Updated

Just days after the shuttle Columbia (search) disaster, a NASA (search) employee at headquarters proposed scrubbing the agency's safety office Web site to remove outdated or wrong information that could become "chum in the water to reporters and congressmen."

"We wouldn't want to be sucker punched by someone based on something we have posted," employee Wilson Harkins wrote in an e-mail released this week by NASA.

NASA said Thursday that 18 routine documents were added to the Web site since the accident and none was removed. Spokeswoman Melissa Motichek said Harkins was trying to make sure the site was accurate and up-to-date.

"The e-mail speaks for itself," Motichek said.

A former NASA investigator, Joseph Richard Gutheinz, said that in the aftermath of the shuttle accident it was inappropriate for NASA to suggest removing any documents until they were reviewed by investigators.

"Whenever you have an investigation, everything should freeze," said Gutheinz, who worked in NASA's inspector general office for 10 years. "You don't get rid of anything. You have a duty to your country, to the NASA program and the investigation to allow them to see everything you have before you start tossing this stuff."

Harkins' e-mail and other newly disclosed documents describe how NASA was braced for the investigation into the Columbia tragedy. Harkins urged that the agency should review NASA mishap files to answer inevitable questions from "some enterprising newshound or congressional staffer."

"Has anyone done a complete scrub of the Code Q [safety division] Web pages to make sure they are current?" Harkins wrote in a Feb. 6 e-mail, five days after Columbia's breakup killed its crew. "Out-of-date or erroneous information is like chum in the water to reporters and congressmen."

Harkins was on vacation Thursday and did not return messages left at his home and office. The recipient of the e-mail, manager John Lemke, has retired and did not return a message left at his home in Virginia.

The e-mail emerges as NASA Administrator Sean O'Keefe (search) promises that his agency will radically change its culture in response to a stinging investigative report that partly blames the agency's bureaucracy for the shuttle's demise.

Columbia investigators have publicly praised NASA for its cooperation, and one outside public relations executive said it is common for large organizations in the midst of crisis to make every effort to provide consistent and accurate information.

"That particular communique is fairly raw, there's nothing sugar-coated there," said Steve O'Keeffe, president of the O'Keeffe & Co. public relations firm in McLean, Va. "It's every communications department's objective to manage the perception of the organization as best as possible. Exactly these kinds of documents exist in corporate America everywhere."

Another expert, a management professor at the Wharton School at the University of Pennsylvania, said it was important for organizations during a crisis to preserve all documents -- even incorrect or outdated ones -- to help determine events that might have led to the crisis. But he said Harkins' e-mail didn't seem inappropriate.

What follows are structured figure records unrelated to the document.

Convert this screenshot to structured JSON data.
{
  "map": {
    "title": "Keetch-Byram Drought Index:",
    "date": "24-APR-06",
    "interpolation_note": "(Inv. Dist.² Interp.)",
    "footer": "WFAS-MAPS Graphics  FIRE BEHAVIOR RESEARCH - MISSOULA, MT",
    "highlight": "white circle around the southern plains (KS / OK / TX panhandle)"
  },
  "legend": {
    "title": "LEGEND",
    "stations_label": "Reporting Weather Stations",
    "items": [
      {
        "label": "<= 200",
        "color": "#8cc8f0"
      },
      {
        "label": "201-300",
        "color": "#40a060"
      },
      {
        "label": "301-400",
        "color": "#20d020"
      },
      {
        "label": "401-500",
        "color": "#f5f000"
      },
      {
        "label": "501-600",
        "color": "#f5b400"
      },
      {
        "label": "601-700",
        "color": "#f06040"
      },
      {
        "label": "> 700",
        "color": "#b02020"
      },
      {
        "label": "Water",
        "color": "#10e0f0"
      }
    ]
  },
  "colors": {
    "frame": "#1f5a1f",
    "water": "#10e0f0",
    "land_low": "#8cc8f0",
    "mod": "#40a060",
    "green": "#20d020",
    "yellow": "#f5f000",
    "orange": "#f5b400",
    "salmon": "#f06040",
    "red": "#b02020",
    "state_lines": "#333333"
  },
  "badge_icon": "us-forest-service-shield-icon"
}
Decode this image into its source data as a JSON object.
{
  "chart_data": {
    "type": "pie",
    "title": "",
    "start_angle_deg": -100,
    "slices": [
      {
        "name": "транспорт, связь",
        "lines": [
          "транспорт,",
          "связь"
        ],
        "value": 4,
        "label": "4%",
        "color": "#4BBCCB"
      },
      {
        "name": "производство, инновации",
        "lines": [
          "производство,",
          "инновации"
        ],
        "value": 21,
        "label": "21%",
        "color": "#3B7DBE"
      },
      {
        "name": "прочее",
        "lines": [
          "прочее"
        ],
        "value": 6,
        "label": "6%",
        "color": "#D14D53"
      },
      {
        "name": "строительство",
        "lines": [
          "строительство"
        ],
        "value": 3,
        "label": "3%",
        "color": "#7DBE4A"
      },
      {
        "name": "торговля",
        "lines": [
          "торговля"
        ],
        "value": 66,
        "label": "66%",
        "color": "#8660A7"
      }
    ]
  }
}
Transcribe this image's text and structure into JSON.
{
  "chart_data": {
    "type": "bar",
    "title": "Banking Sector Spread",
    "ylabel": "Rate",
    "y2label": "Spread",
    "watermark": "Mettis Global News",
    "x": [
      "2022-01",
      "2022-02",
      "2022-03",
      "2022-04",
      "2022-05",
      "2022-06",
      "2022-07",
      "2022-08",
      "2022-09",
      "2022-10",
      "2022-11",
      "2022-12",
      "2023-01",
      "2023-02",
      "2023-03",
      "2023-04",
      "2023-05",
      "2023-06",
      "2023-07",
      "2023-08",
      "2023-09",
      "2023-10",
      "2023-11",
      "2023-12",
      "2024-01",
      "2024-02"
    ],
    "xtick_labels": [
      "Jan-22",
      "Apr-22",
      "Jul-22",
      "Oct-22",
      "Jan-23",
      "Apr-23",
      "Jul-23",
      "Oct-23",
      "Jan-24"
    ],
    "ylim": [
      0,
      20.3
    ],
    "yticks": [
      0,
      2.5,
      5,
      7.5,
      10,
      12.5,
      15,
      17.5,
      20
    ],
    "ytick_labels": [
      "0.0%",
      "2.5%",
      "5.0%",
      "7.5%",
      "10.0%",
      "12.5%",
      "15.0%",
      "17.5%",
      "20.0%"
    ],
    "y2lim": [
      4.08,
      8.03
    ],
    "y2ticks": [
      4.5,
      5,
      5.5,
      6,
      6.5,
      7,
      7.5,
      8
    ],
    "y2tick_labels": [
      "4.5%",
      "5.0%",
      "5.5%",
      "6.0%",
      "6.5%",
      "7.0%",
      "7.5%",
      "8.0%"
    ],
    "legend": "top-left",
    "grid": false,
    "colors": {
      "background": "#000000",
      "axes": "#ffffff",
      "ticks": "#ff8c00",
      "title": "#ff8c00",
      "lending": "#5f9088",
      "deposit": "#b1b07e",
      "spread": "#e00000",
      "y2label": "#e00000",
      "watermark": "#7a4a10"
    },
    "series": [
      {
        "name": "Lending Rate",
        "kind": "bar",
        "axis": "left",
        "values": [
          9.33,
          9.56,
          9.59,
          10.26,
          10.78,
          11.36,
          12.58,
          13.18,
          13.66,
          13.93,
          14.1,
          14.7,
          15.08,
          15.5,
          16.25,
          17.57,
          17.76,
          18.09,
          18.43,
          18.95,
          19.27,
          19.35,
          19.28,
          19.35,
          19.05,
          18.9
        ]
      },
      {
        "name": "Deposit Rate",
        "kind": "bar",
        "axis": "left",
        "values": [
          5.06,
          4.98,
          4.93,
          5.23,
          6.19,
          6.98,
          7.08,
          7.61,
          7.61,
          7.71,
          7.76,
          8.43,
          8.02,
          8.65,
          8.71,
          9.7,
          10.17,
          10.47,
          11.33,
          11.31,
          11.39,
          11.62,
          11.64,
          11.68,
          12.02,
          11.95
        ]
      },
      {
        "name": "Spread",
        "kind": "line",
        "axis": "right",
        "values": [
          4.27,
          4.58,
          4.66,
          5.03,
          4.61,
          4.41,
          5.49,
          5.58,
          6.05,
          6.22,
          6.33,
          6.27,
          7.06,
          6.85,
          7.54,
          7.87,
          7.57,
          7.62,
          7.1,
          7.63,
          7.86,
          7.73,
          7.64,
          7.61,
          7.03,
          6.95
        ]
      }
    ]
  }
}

"It does not communicate to me there is something inappropriate or illicit being argued here," said Michael Useem, Wharton's director at the Center for Leadership and Change Management.

NASA disclosed Harkins' e-mail under the Freedom of Information Act among 667 pages of documents on the eve of the release of the final report by the Columbia Accident Investigation Board. NASA disclosed other e-mails involving the safety office two weeks earlier.

Other newly released documents included e-mail from Peter J. Rutledge, the director for NASA's enterprise safety and mission assurance division, instructing all employees to seek approval from managers before sending any new materials to shuttle investigators, "so that we will have a complete record of what goes out."

Motichek said Rutledge's instructions were "an effort to keep track of what the office was producing and to make sure there was no contradictory information." She said Rutledge and another senior safety executive did not deny any request to send materials to shuttle investigators.

O'Keefe said earlier this week there was "nary a hint" that the agency had sought to influence the outcome of the shuttle inquiry.

"What we wanted was an unvarnished, straightforward assessment from them, and we got that," O'Keefe said.

Other documents include suggested responses for managers, including O'Keefe, to questions that NASA anticipated from investigators and congressional oversight committees, as well as copies of forwarded news articles about the accident investigation.

One e-mail, marked "HOT HOT HOT," cautioned NASA employees that O'Keefe "will be playing Double Jeopardy" with lawmakers in an upcoming joint congressional hearing days later.